EDF Energy, which is 85 percent owned by France, says it is too late to stop the shutdown of the Hinkley Point B nuclear power station in Somerset despite suggestions the British government wanted to keep it going for a few more years.

The site is next door to the £25 billion Hinkley Point C station which is being built by EDF Energy and China General Nuclear Power Group (CGN) and is due to come into operation in 2027, supplying seven percent of Britain’s energy needs.
On Monday the Parliamentary Under-Secretary for the Department of Digital, Culture, Media, and Sport Chris Philp told Times Radio that Business Secretary Kwasi Kwarteng was considering if Hinkley Point B might “continue beyond its planned end” if it complies with its “safety certification.”

Philp said this could be a “sensible precautionary measure” in view of the disruption which has been caused to the international gas market by the Russian invasion of Ukraine.

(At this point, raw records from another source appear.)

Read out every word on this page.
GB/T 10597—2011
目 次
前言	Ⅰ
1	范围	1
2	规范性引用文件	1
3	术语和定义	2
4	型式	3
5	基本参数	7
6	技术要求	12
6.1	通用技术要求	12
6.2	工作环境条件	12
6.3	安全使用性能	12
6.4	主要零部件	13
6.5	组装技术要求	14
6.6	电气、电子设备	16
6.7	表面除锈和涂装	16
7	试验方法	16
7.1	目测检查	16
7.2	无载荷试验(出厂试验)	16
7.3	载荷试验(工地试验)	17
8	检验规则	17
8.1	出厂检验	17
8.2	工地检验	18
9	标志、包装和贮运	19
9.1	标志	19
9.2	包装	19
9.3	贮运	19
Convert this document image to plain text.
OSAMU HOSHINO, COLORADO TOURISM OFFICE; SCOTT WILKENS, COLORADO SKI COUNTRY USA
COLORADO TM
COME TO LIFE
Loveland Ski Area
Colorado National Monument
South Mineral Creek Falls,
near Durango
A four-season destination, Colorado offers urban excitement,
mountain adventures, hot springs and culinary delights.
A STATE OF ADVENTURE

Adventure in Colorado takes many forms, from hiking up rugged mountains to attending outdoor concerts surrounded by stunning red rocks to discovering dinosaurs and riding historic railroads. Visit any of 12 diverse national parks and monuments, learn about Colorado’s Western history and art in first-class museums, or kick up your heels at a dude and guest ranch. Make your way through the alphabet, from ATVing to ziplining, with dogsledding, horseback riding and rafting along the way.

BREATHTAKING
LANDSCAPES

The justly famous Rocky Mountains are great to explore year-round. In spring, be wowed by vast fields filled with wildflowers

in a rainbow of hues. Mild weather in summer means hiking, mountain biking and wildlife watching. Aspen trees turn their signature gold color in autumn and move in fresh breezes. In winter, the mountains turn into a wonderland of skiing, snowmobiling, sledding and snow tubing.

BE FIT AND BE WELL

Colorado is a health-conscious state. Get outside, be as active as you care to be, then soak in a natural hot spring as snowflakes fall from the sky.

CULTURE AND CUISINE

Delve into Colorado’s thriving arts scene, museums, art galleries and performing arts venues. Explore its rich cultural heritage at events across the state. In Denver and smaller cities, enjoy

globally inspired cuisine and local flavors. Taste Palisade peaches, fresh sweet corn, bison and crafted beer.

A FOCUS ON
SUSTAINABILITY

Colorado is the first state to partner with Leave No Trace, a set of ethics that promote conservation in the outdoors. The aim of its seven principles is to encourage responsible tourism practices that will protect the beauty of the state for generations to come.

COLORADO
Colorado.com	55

Previously EDF announced Hinkley Point B—which was built in the late 1960s and has been generating energy since 1976—would be decommissioned from November 2020 and would enter the defueling phase by the end of July 2022.

The Financial Times reported this week that EDF said although it was “technically feasible” to extend operations at Hinkley Point B for up to six months, the time needed to do this had “now run out.”

An EDF spokesman said: “It has reliably produced zero carbon electricity for over 46 years, more than 15 years longer than envisaged when built, and will complete its generating phase as the most productive nuclear site the UK has ever had.”

Hinkley Point B, an advanced gas-cooled reactor, has produced more than 300 terawatt-hours of power in its lifetime, enough to keep the electricity on in every home in Britain for three years.

Last month Kwarteng wrote to the owners of Britain’s last remaining coal-fired power stations to ask them to stay open a bit longer to cope with a looming energy crisis in the 2022–2023 winter.

Energy bills have risen enormously in Britain as gas prices spike as a result of a number of factors, including the sanctions on Russia.

A government spokesman said: “Any extensions to operational dates for the UK’s nuclear power stations are a matter for the operator of the stations, EDF, and the regulator the Office for Nuclear Regulation, which are based on safety considerations. The government has no direct involvement in this process and has not made any requests of this kind.”